Esplanade
- Owner: City of New York
- Maintained by: NYCDOT
- Length: 0.8 mi (1.3 km)
- Location: Bronx, New York City
- South end: Paulding Avenue in Morris Park
- Major junctions: Pelham Parkway in Morris Park
- North end: Mace Avenue in Pelham Gardens

= Esplanade (Bronx) =

Street in the Bronx, New York

The Esplanade, also known as Esplanade Avenue, is a 0.8 mi street with a series of green traffic medians in the Morris Park and Pelham Gardens neighborhoods of the Bronx in New York City. The street was constructed in 1912 atop a covered trench of the New York, Westchester and Boston Railway that was cut through a hill. Atop the hill, Esplanade intersects with Pelham Parkway, a road with its own series of green traffic medians designated as parkland.

==Transportation==
The former New York, Westchester and Boston Railway line, which runs under the Esplanade, was acquired by the city in 1940 and is now the New York City Subway's IRT Dyre Avenue Line. At the Esplanade's southern end is the Morris Park station. The platform is elevated at the portal into the tunnel that runs beneath the Esplanade.
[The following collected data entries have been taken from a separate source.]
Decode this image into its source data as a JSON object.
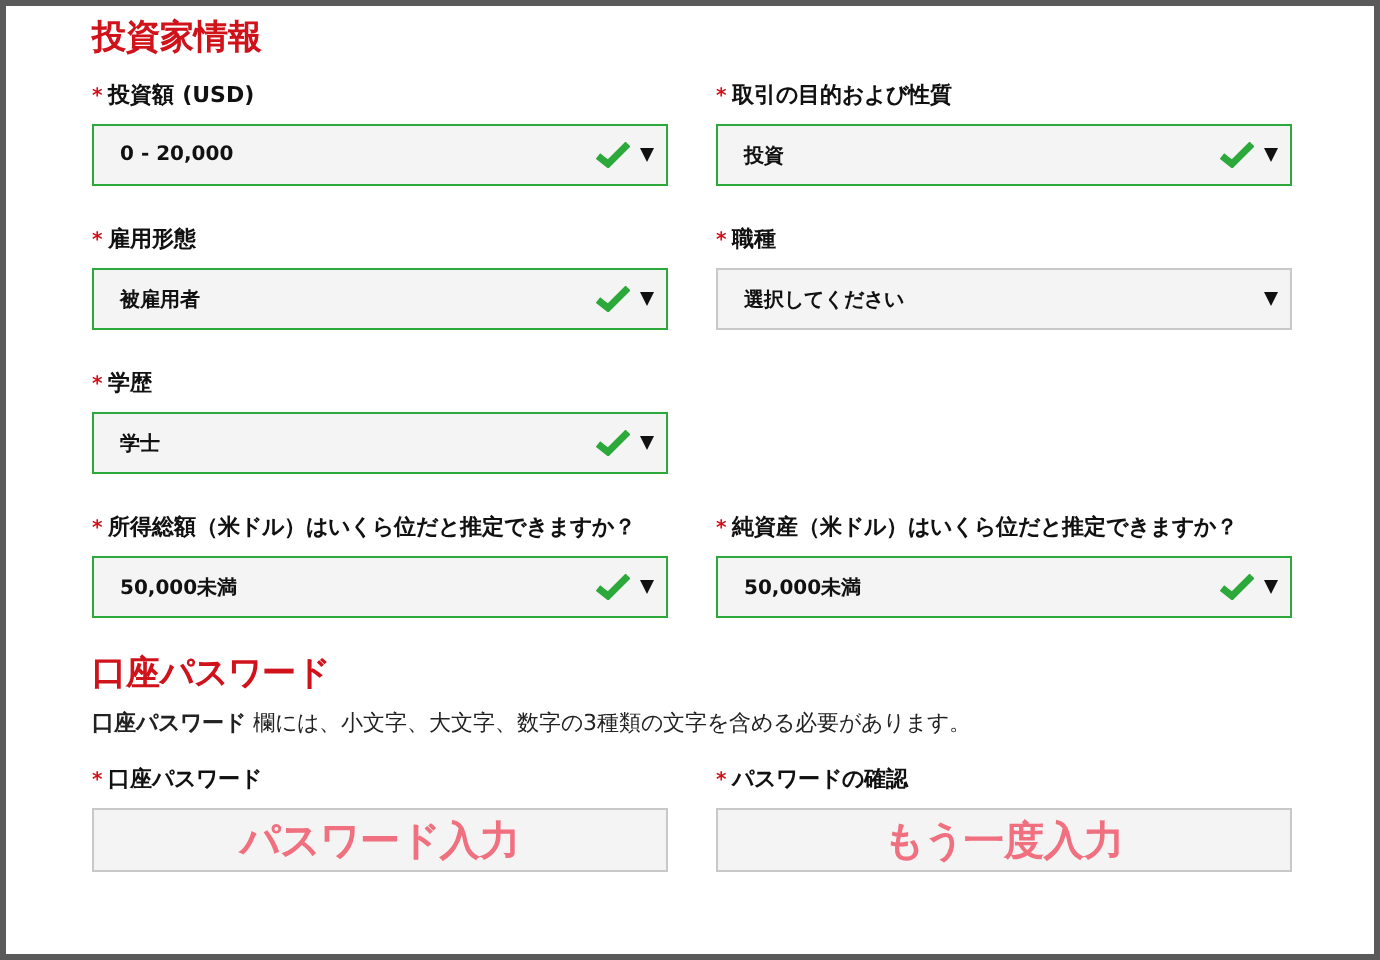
{
  "investor_section": {
    "title": "投資家情報",
    "rows": [
      [
        {
          "mark": "*",
          "label": "投資額 (USD)",
          "value": "0 - 20,000",
          "valid": true
        },
        {
          "mark": "*",
          "label": "取引の目的および性質",
          "value": "投資",
          "valid": true
        }
      ],
      [
        {
          "mark": "*",
          "label": "雇用形態",
          "value": "被雇用者",
          "valid": true
        },
        {
          "mark": "*",
          "label": "職種",
          "value": "選択してください",
          "valid": false
        }
      ],
      [
        {
          "mark": "*",
          "label": "学歴",
          "value": "学士",
          "valid": true
        }
      ],
      [
        {
          "mark": "*",
          "label": "所得総額（米ドル）はいくら位だと推定できますか？",
          "value": "50,000未満",
          "valid": true
        },
        {
          "mark": "*",
          "label": "純資産（米ドル）はいくら位だと推定できますか？",
          "value": "50,000未満",
          "valid": true
        }
      ]
    ]
  },
  "password_section": {
    "title": "口座パスワード",
    "note": "**口座パスワード** 欄には、小文字、大文字、数字の3種類の文字を含める必要があります。",
    "fields": [
      {
        "mark": "*",
        "label": "口座パスワード",
        "placeholder": "パスワード入力"
      },
      {
        "mark": "*",
        "label": "パスワードの確認",
        "placeholder": "もう一度入力"
      }
    ]
  }
}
On the northern side of Pelham Parkway at the intersection of the Esplanade and Laconia Avenue, is the Pelham Parkway station, a former express railroad station that closed in 1937 and reopened in 1941 as a subway station. It is the only underground station on the Dyre Avenue Line.

==Memorials==
The green spaces on the Esplanade have received designations by the city in honor of local residents who served the country in military service. The triangle bound by the Esplanade, Pelham Parkway and Laconia Avenue is designated in 1993 as the Rudy Macina Peace Memorial Plaza. Macina designed the memorial in the center of the plaza, which contains monuments surrounding a flagpole, honoring the veterans of the Persian Gulf War, Vietnam War, Korean War, World War II, and World War I. The plaza facing the entrance of the Pelham Parkway station is named Alfred E. Santangelo Plaza in honor of a former local Congressman.

The median strip of the Esplanade at the corner of Astor Avenue was designated in 1962 in memory of Private Sidney Weissman, a local resident killed in the sinking of the HMT Rohna.